Биографии этих подвижников различных времен неотделимы от биографии самой науки. Так же неразрывно связаны их судьбы с наукой в книге «Как человек стал великаном».

Пусть юный читатель узнает из нее, чего стоили человечеству истины, которые теперь кажутся такими бесспорными.

Любой нынешний школьник носит в своем ранце или портфеле книги, за которые еще триста лет тому назад его бы неминуемо сожгли на костре вместе с еретическими учебниками. Ведь в одном из них прямо говорится, что Земля вращается вокруг своей оси да еще и вокруг Солнца!

Когда-то великого ученого, революционера научной мысли Джордано Бруно держали целых восемь лет в Свинцовой тюрьме Венеции и подвергали жестоким пыткам за то, что он осмелился утверждать, будто Солнце и звезды вращаются вокруг своей оси и что все тела вселенной находятся в непрерывном движении, непрерывном изменении.

А когда суд инквизиции убедился в том, что Джордано Бруно не отречется от своей «ереси», он вынес такое милостивое и смиренное решение: «Предать брата Джордано в руки светской власти, дабы она поступила с ним по возможности кротко и без пролития крови».

Это значило: сжечь на костре живьем.

Светская власть сразу поняла, чего хочет от нее духовная. 17 февраля 1600 года Джордано Бруно был торжественно сожжен в Риме на Площади Цветов в присутствии многотысячной толпы, пятидесяти кардиналов и самого папы.

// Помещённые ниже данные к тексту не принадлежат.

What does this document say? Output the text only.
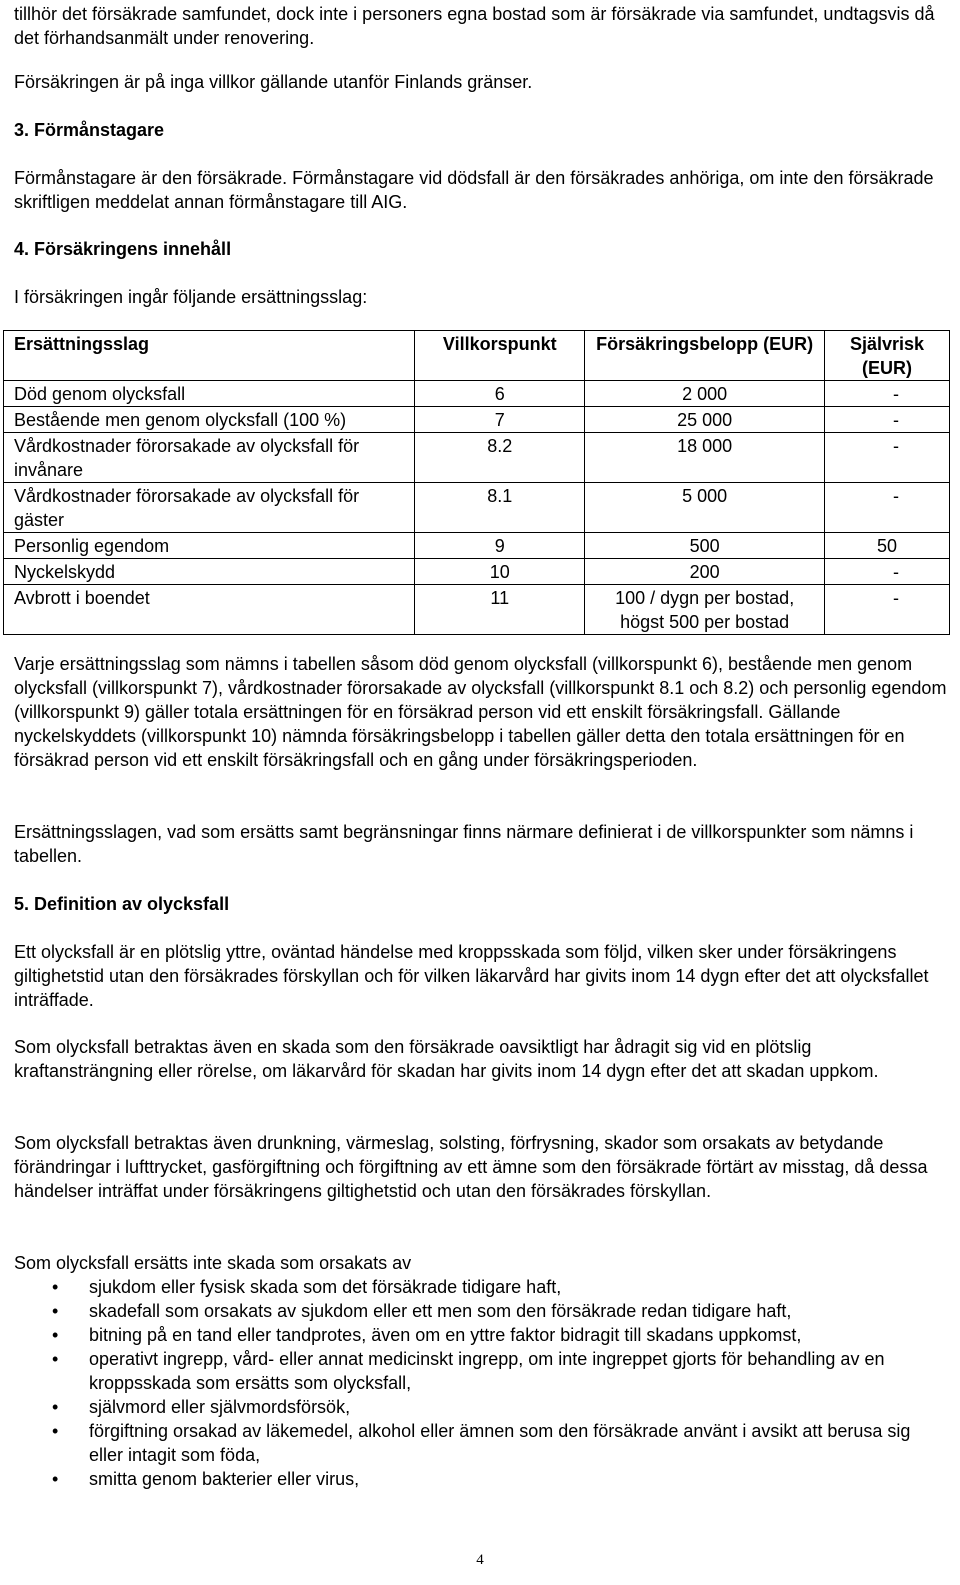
tillhör det försäkrade samfundet, dock inte i personers egna bostad som är försäkrade via samfundet, undtagsvis då det förhandsanmält under renovering.

Försäkringen är på inga villkor gällande utanför Finlands gränser.

3. Förmånstagare

Förmånstagare är den försäkrade. Förmånstagare vid dödsfall är den försäkrades anhöriga, om inte den försäkrade skriftligen meddelat annan förmånstagare till AIG.

4. Försäkringens innehåll

I försäkringen ingår följande ersättningsslag:

Ersättningsslag	Villkorspunkt	Försäkringsbelopp (EUR)	Självrisk (EUR)
Död genom olycksfall	6	2 000	-
Bestående men genom olycksfall (100 %)	7	25 000	-
Vårdkostnader förorsakade av olycksfall för invånare	8.2	18 000	-
Vårdkostnader förorsakade av olycksfall för gäster	8.1	5 000	-
Personlig egendom	9	500	50
Nyckelskydd	10	200	-
Avbrott i boendet	11	100 / dygn per bostad, högst 500 per bostad	-

Varje ersättningsslag som nämns i tabellen såsom död genom olycksfall (villkorspunkt 6), bestående men genom olycksfall (villkorspunkt 7), vårdkostnader förorsakade av olycksfall (villkorspunkt 8.1 och 8.2) och personlig egendom (villkorspunkt 9) gäller totala ersättningen för en försäkrad person vid ett enskilt försäkringsfall. Gällande nyckelskyddets (villkorspunkt 10) nämnda försäkringsbelopp i tabellen gäller detta den totala ersättningen för en försäkrad person vid ett enskilt försäkringsfall och en gång under försäkringsperioden.

Ersättningsslagen, vad som ersätts samt begränsningar finns närmare definierat i de villkorspunkter som nämns i tabellen.

5. Definition av olycksfall

Ett olycksfall är en plötslig yttre, oväntad händelse med kroppsskada som följd, vilken sker under försäkringens giltighetstid utan den försäkrades förskyllan och för vilken läkarvård har givits inom 14 dygn efter det att olycksfallet inträffade.

Som olycksfall betraktas även en skada som den försäkrade oavsiktligt har ådragit sig vid en plötslig kraftansträngning eller rörelse, om läkarvård för skadan har givits inom 14 dygn efter det att skadan uppkom.

Som olycksfall betraktas även drunkning, värmeslag, solsting, förfrysning, skador som orsakats av betydande förändringar i lufttrycket, gasförgiftning och förgiftning av ett ämne som den försäkrade förtärt av misstag, då dessa händelser inträffat under försäkringens giltighetstid och utan den försäkrades förskyllan.

Som olycksfall ersätts inte skada som orsakats av

• sjukdom eller fysisk skada som det försäkrade tidigare haft,
• skadefall som orsakats av sjukdom eller ett men som den försäkrade redan tidigare haft,
• bitning på en tand eller tandprotes, även om en yttre faktor bidragit till skadans uppkomst,
• operativt ingrepp, vård- eller annat medicinskt ingrepp, om inte ingreppet gjorts för behandling av en kroppsskada som ersätts som olycksfall,
• självmord eller självmordsförsök,
• förgiftning orsakad av läkemedel, alkohol eller ämnen som den försäkrade använt i avsikt att berusa sig eller intagit som föda,
• smitta genom bakterier eller virus,
4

Что же дало в свое время Сократу силы выслушать, не дрогнув, приговор суда, а потом спокойно осушить чашу цикуты и с мужеством ученого наблюдать, как разливается по его жилам яд, как стынет и коченеет его тело?

И какое нечеловеческое терпение и стойкость нужны были Мигелю Сервету и Джордано Бруно, чтобы пламя и дым костра не могли вырвать из их уст отречения, которого так упорно добивались от них палачи.

В тюрьме, на костре и на плахе их поддерживали непоколебимая вера в свою правоту и гневное презрение к судьям в сутанах, которым Джордано Бруно бросил на суде такие слова:

— Вы произносите свой приговор с большим страхом, чем я его выслушиваю!

Ильину и его соавтору не удалось написать третью — заключительную — книгу о Человеке, книгу, которая должна была «довести этот труд до нашего времени — до первой в мире страны социализма».

Рано оборвавшаяся жизнь Ильина не дала осуществиться этим замыслам.

Он мечтал не только о том, чтобы довести эту книгу до нашего времени, но еще о большем — о том, чтобы «заглянуть и в будущее — в то время, когда человечество станет властелином природы, разумным хозяином планеты, когда на всей земле исчезнут эксплуатация и порабощение».

И все же на своем веку Ильин успел сделать немало. По крупице собирал он материал, чтобы показать в своих книгах-поэмах силу творческой мысли, возможности которой безграничны.

Таков был Ильин — поэт, публицист, ученый.

Человек слабого здоровья, он отличался сильной волей, мужеством и горячей любовью к жизни, ко всему живому.

Недаром он писал мне накануне операции, всего за несколько дней до своей кончины:

«Если бы даже сегодняшний день был моим последним днем, я сказал бы: я благодарен жизни за то, что она мне дала».